What appears to be a small chicken egg is emerging from the opening under the head of the Pouery Fanta Augusta snail, a threatened species endemic to New Zealand.
Lisa Flanagan / Conservation Bureau via New Zealand AP
The video was filmed at a facility on the west coast of the South Island. There, conservation rangers seeking to save their species from extinction have been caring for a population of snails in cold containers for nearly 20 years.
Conditions within the container only mimic the weather in the alpine weather in its previous habitat. It is a remote mountain on the west coast of the South Island, surrounded by mining.
Lisa Flanagan of the Conservation Bureau, who has been working with living things for 12 years, said the species is still surprising.
“It’s worth noting that this is the first time we’ve seen lay eggs all the time we’ve been caring for snails,” she said in a statement.
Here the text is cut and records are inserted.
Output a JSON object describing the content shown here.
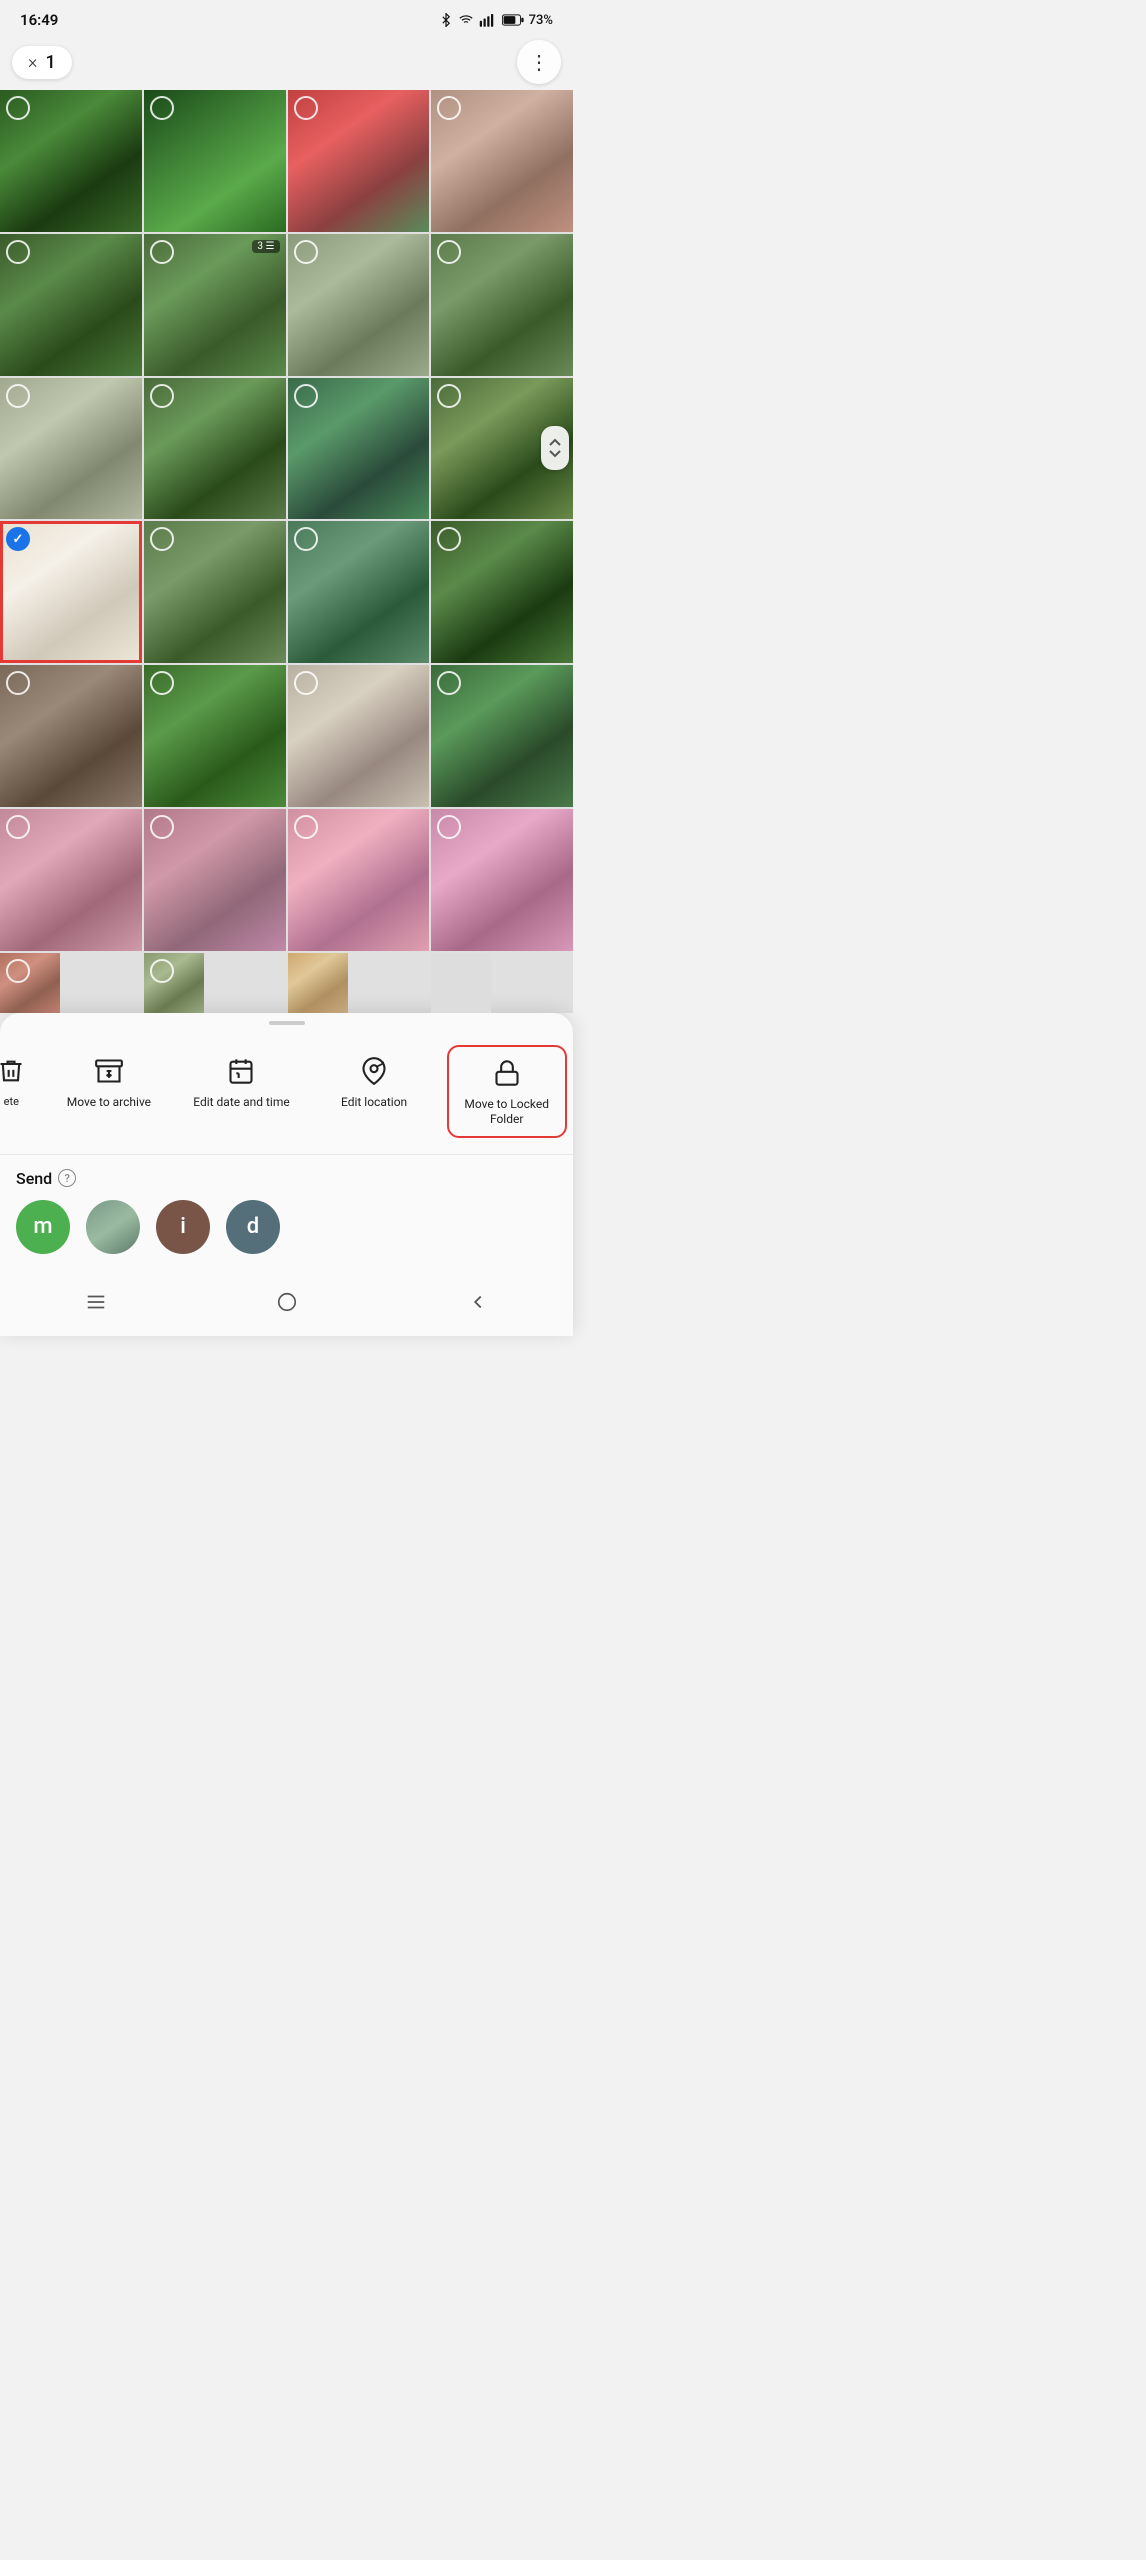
{
  "statusBar": {
    "time": "16:49",
    "battery": "73%",
    "signal": "●●●",
    "wifi": "wifi",
    "bluetooth": "bluetooth"
  },
  "topBar": {
    "closeLabel": "×",
    "selectionCount": "1",
    "moreIcon": "⋮"
  },
  "photoGrid": {
    "rows": [
      [
        "bg-green-dark",
        "bg-greenhouse",
        "bg-cactus",
        "bg-cactus2"
      ],
      [
        "bg-cactus3",
        "bg-cactus4",
        "bg-cactus",
        "bg-cactus2"
      ],
      [
        "bg-cactus3",
        "bg-cactus4",
        "bg-cactus",
        "bg-cactus2"
      ],
      [
        "bg-flower-white",
        "bg-green-cacti",
        "bg-green-cacti",
        "bg-cactus3"
      ],
      [
        "bg-pebble",
        "bg-leafy",
        "bg-fluffy",
        "bg-garden"
      ],
      [
        "bg-pink1",
        "bg-pink2",
        "bg-pink3",
        "bg-pink4"
      ],
      [
        "bg-partial1",
        "bg-partial2"
      ]
    ]
  },
  "bottomSheet": {
    "handle": true,
    "actions": [
      {
        "id": "delete",
        "label": "ete",
        "iconType": "delete",
        "highlighted": false
      },
      {
        "id": "move-to-archive",
        "label": "Move to archive",
        "iconType": "archive",
        "highlighted": false
      },
      {
        "id": "edit-date-time",
        "label": "Edit date and time",
        "iconType": "calendar",
        "highlighted": false
      },
      {
        "id": "edit-location",
        "label": "Edit location",
        "iconType": "location",
        "highlighted": false
      },
      {
        "id": "move-to-locked",
        "label": "Move to Locked Folder",
        "iconType": "lock",
        "highlighted": true
      }
    ],
    "send": {
      "title": "Send",
      "helpIcon": "?",
      "contacts": [
        {
          "id": "m",
          "initial": "m",
          "color": "#4CAF50"
        },
        {
          "id": "landscape",
          "initial": "🌄",
          "color": "#9E9E9E"
        },
        {
          "id": "i",
          "initial": "i",
          "color": "#795548"
        },
        {
          "id": "d",
          "initial": "d",
          "color": "#607D8B"
        }
      ]
    }
  },
  "navBar": {
    "menu": "menu",
    "home": "home",
    "back": "back"
  }
}
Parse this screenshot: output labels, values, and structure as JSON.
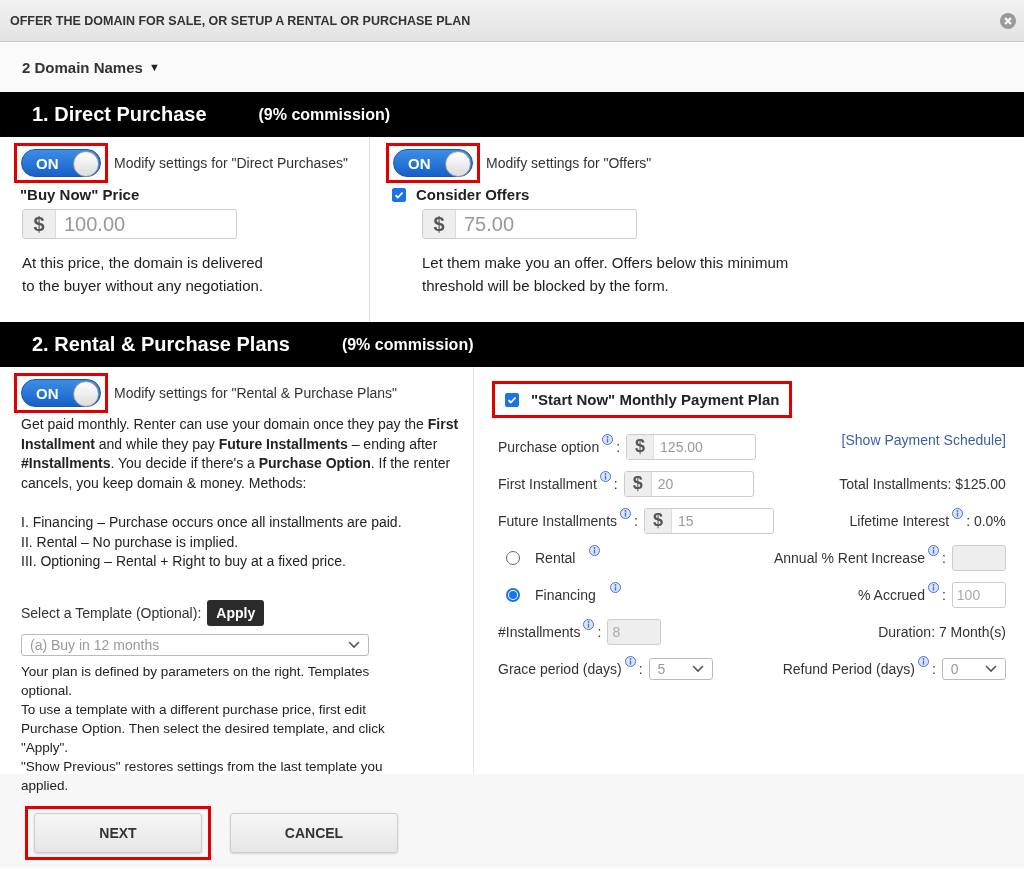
{
  "window": {
    "title": "OFFER THE DOMAIN FOR SALE, OR SETUP A RENTAL OR PURCHASE PLAN"
  },
  "domains": {
    "label": "2 Domain Names",
    "caret": "▼"
  },
  "direct": {
    "title": "1. Direct Purchase",
    "commission": "(9% commission)",
    "columns": [
      {
        "toggle": {
          "label": "ON",
          "on": true,
          "highlighted": true
        },
        "caption": "Modify settings for \"Direct Purchases\"",
        "kind": "heading",
        "heading": "\"Buy Now\" Price",
        "prefix": "$",
        "value": "100.00",
        "description": "At this price, the domain is delivered\nto the buyer without any negotiation."
      },
      {
        "toggle": {
          "label": "ON",
          "on": true,
          "highlighted": true
        },
        "caption": "Modify settings for \"Offers\"",
        "kind": "checkbox",
        "heading": "Consider Offers",
        "checked": true,
        "prefix": "$",
        "value": "75.00",
        "description": "Let them make you an offer. Offers below this minimum\nthreshold will be blocked by the form."
      }
    ]
  },
  "plans": {
    "title": "2. Rental & Purchase Plans",
    "commission": "(9% commission)",
    "toggle": {
      "label": "ON",
      "on": true,
      "highlighted": true
    },
    "caption": "Modify settings for \"Rental & Purchase Plans\"",
    "description": "Get paid monthly. Renter can use your domain once they pay the **First Installment** and while they pay **Future Installments** – ending after **#Installments**. You decide if there's a **Purchase Option**. If the renter cancels, you keep domain & money. Methods:\n\nI. Financing – Purchase occurs once all installments are paid.\nII. Rental – No purchase is implied.\nIII. Optioning – Rental + Right to buy at a fixed price.",
    "template_label": "Select a Template (Optional):",
    "apply": "Apply",
    "template": "(a) Buy in 12 months",
    "template_help": "Your plan is defined by parameters on the right. Templates optional.\nTo use a template with a different purchase price, first edit Purchase Option. Then select the desired template, and click \"Apply\".\n\"Show Previous\" restores settings from the last template you applied.",
    "plan": {
      "label": "\"Start Now\" Monthly Payment Plan",
      "checked": true,
      "highlighted": true,
      "rows": [
        [
          {
            "kind": "money",
            "label": "Purchase option",
            "colon": ":",
            "prefix": "$",
            "value": "125.00"
          },
          {
            "kind": "link",
            "text": "[Show Payment Schedule]"
          }
        ],
        [
          {
            "kind": "money",
            "label": "First Installment",
            "colon": ":",
            "prefix": "$",
            "value": "20"
          },
          {
            "kind": "text",
            "text": "Total Installments: $125.00"
          }
        ],
        [
          {
            "kind": "money",
            "label": "Future Installments",
            "colon": ":",
            "prefix": "$",
            "value": "15"
          },
          {
            "kind": "readout",
            "label": "Lifetime Interest",
            "value": ": 0.0%"
          }
        ],
        [
          {
            "kind": "radio",
            "label": "Rental",
            "selected": false
          },
          {
            "kind": "input",
            "label": "Annual % Rent Increase",
            "colon": ":",
            "disabled": true
          }
        ],
        [
          {
            "kind": "radio",
            "label": "Financing",
            "selected": true
          },
          {
            "kind": "input",
            "label": "% Accrued",
            "colon": ":",
            "value": "100",
            "disabled": false
          }
        ],
        [
          {
            "kind": "input",
            "label": "#Installments",
            "colon": ":",
            "value": "8",
            "disabled": true
          },
          {
            "kind": "text",
            "text": "Duration: 7 Month(s)"
          }
        ],
        [
          {
            "kind": "select",
            "label": "Grace period (days)",
            "colon": ":",
            "value": "5"
          },
          {
            "kind": "select",
            "label": "Refund Period (days)",
            "colon": ":",
            "value": "0"
          }
        ]
      ]
    }
  },
  "buttons": [
    {
      "label": "NEXT",
      "highlighted": true
    },
    {
      "label": "CANCEL",
      "highlighted": false
    }
  ]
}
Like other snails, the Powelli Phanta Augusta is a hermaphrodite, explaining how creatures can breed when wrapped in a hardshell. Invertebrates use genital pores on the right side of the body just below the head, simultaneously replacing sperm with another snail.
Each snail takes eight years to reach sexual maturity, then lays about five eggs a year. Eggs can take more than a year to hatch.
“Some of our prisoner snails are between 25 and 30,” Flanagan said. “They are the polar opposite of the pest garden snails we introduced to New Zealand. It’s like weeds, and they have a short life with thousands of offspring each year.”
Dozens of Powelliphanta snail species and subspecies have been found only in New Zealand and are threatened by habitat loss, mainly in rugged forest and grassland environments.
They are carnivorous carnivorous bodies that snails like noodle, and are some of the world’s largest snails with oversized, distinctive shells in a rich earthly colour and range of swirling patterns.
Powelliphanta Augusta was the heart of public fuss and legal proceedings in the early 2000s when plans by energy companies to mine for coal threatened to destroy snail habitat.
Approximately 4,000 people were removed from the site and moved, but 2,000 people were housed in refrigerated storage in the west coast town of Hokitika, ensuring seed storage.
In 2011, about 800 snails accidentally died in a maintenance refrigerator where temperature control was broken.
However, the slow survival of the species continues. In March this year, there were nearly 1,900 snails and nearly 2,200 eggs in captivity, the conservation agency said.